Nitrogen deficiency, salinity and herbivory are common stress factors faced by plants, but their simultaneous effects have been overlooked. The goal of our study was to examine whether plant resistance and/or tolerance to a generalist herbivore were altered by salt stress and/or symbiotic nitrogen fixation.
We grew Bradyrhizobium-inoculated and non-inoculated soybean plants under contrasting salinity levels (0 and 100 mM NaCl), and measured their performance along with their resistance and tolerance to herbivory by cabbage looper larvae.

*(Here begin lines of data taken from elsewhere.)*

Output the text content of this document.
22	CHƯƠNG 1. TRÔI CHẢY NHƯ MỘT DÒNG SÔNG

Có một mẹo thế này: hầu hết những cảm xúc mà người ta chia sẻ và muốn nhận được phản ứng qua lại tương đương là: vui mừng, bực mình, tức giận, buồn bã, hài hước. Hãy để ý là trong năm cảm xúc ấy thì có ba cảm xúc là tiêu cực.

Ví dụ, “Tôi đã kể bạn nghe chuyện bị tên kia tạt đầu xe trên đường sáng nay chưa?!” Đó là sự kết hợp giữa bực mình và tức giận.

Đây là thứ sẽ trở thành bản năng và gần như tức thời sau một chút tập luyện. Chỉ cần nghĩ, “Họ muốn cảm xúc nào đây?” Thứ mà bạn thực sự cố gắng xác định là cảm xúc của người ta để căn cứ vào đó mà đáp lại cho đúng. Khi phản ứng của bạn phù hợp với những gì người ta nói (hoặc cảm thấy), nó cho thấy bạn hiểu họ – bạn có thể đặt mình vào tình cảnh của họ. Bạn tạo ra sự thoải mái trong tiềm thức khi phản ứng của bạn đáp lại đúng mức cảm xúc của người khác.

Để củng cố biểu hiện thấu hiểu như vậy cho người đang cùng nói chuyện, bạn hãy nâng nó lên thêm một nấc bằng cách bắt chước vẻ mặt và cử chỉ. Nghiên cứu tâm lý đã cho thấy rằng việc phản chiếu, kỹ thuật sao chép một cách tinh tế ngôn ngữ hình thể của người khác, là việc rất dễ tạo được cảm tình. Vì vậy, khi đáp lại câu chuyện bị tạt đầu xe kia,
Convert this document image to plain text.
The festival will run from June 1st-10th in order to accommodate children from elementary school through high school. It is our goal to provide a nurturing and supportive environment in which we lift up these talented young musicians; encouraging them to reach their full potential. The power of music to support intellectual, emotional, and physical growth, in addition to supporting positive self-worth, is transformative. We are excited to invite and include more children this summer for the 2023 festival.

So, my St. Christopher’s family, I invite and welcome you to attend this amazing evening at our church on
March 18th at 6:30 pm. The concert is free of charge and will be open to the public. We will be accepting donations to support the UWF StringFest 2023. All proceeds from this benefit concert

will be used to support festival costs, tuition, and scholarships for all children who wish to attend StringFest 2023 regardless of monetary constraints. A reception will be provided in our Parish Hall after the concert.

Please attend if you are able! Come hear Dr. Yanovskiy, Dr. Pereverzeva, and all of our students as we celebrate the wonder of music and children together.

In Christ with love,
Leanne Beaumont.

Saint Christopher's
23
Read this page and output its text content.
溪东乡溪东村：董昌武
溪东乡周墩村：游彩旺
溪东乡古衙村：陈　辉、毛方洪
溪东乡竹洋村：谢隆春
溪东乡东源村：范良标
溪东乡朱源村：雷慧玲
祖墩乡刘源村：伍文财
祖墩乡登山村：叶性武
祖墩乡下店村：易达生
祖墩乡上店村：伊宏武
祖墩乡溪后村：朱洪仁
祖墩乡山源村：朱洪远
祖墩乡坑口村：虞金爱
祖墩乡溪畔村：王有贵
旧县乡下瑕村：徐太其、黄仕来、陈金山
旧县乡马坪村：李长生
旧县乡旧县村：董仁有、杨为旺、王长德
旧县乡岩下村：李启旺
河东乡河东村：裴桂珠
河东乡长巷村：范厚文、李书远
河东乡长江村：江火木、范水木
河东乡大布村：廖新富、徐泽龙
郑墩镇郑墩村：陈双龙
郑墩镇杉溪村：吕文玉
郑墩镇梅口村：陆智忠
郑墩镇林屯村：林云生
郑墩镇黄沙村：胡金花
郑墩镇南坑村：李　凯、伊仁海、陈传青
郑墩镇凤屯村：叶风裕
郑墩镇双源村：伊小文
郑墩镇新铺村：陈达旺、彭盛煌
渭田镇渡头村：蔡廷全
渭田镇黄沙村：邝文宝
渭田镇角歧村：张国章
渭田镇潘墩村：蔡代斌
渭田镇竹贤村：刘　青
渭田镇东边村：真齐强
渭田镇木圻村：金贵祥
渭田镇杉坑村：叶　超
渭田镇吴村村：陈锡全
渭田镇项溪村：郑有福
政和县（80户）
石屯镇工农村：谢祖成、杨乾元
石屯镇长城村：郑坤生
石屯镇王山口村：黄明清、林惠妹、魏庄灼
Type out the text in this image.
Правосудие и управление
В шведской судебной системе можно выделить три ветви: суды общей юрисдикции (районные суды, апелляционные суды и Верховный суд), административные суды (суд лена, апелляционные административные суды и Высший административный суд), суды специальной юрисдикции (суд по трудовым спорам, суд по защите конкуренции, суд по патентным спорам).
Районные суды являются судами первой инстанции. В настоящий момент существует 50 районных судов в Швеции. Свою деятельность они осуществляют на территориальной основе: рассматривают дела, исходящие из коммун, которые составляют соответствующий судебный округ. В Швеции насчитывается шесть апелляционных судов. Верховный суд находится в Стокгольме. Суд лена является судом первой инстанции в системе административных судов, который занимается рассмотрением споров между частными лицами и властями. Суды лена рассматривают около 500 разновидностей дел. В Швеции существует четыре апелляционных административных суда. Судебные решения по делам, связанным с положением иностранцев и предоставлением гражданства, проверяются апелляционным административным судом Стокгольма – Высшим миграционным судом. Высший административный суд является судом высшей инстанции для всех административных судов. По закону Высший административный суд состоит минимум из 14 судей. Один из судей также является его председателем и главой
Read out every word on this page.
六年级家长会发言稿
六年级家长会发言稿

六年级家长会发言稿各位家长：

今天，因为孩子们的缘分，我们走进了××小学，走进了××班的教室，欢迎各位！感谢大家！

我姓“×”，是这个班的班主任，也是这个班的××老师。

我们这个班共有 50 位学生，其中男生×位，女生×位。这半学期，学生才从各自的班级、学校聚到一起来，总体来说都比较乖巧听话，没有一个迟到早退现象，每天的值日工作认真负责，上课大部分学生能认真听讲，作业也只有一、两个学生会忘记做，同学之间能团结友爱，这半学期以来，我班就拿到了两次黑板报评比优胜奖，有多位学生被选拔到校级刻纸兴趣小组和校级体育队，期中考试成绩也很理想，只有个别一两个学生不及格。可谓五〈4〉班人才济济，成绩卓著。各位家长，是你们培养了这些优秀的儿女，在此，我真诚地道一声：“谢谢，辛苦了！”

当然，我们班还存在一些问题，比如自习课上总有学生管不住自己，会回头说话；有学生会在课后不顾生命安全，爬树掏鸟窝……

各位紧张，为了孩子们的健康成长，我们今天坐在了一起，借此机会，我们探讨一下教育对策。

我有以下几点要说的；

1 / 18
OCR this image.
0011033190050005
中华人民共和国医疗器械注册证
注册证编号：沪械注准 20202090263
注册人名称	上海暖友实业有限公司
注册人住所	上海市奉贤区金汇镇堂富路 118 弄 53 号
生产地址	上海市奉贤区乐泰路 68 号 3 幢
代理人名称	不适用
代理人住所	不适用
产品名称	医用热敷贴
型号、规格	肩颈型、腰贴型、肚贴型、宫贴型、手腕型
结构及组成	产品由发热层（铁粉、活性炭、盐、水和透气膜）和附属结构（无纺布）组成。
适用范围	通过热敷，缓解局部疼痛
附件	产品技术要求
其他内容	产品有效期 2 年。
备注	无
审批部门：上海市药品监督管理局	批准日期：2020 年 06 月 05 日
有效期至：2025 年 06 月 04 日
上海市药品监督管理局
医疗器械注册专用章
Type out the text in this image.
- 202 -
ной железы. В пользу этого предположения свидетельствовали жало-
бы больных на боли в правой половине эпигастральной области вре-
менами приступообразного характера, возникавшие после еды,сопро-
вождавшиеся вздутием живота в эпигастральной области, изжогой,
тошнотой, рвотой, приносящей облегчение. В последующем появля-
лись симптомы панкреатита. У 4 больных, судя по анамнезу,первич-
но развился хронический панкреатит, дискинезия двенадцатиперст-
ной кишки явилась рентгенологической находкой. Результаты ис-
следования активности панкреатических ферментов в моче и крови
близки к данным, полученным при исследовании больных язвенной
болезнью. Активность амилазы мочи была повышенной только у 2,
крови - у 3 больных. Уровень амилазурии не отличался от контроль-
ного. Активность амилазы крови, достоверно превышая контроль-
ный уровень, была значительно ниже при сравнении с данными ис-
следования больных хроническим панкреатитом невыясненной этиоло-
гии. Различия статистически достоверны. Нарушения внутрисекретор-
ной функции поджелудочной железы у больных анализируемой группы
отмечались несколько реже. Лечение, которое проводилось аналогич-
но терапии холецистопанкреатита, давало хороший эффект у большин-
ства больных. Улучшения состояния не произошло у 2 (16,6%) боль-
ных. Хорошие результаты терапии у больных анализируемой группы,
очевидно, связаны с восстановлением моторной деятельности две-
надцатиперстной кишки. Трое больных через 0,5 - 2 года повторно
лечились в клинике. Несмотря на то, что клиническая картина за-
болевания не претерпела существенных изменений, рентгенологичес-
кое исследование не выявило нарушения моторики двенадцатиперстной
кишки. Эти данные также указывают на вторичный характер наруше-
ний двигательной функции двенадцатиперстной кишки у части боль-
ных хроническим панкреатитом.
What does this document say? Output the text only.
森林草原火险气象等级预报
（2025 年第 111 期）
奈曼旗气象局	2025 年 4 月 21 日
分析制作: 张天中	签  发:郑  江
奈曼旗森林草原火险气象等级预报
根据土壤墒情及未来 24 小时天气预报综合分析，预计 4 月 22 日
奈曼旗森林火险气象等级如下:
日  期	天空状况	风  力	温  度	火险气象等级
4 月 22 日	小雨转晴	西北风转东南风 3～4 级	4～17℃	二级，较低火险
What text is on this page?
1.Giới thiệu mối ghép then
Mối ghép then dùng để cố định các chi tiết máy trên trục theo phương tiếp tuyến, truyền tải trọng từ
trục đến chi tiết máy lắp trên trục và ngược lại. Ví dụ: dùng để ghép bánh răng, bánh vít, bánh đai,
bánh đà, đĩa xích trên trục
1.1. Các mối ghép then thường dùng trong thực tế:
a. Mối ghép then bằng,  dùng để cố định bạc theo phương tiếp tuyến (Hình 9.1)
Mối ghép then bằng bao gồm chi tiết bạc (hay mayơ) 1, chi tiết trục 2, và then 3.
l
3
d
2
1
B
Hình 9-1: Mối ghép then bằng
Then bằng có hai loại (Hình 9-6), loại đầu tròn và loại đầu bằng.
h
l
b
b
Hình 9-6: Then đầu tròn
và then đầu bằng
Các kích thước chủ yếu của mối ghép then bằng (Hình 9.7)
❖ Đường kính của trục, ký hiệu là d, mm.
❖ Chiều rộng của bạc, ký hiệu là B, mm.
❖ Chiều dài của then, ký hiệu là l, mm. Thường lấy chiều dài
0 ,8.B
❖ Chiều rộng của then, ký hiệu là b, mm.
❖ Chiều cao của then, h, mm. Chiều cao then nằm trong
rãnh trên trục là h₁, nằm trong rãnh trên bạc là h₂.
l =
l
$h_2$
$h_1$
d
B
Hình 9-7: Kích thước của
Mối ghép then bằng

Prior to herbivory, NaCl-treated plants had lower biomass, chlorophyll content, leaf trichome density, whole-plant fixed nitrogen and allocation to roots while the levels of N, K, Ca, Mn, B and Cl in shoot tissues where higher than in control plants. Constitutive and induced resistance decreased with salt stress without being affected by inoculation treatment. In the absence of NaCl, inoculated plants produced twice as many seeds than non-inoculated plants, but this difference disappeared under salinity. Plant growth and seed production decreased by 25% with herbivory, but were unaffected by exposure to salinity or rhizobium symbiosis.
While nitrogen fixation can improve plant performance it had little effect on soybean responses to herbivory, and it was inhibited under salt stress. Resistance to herbivores decreased under salt stress.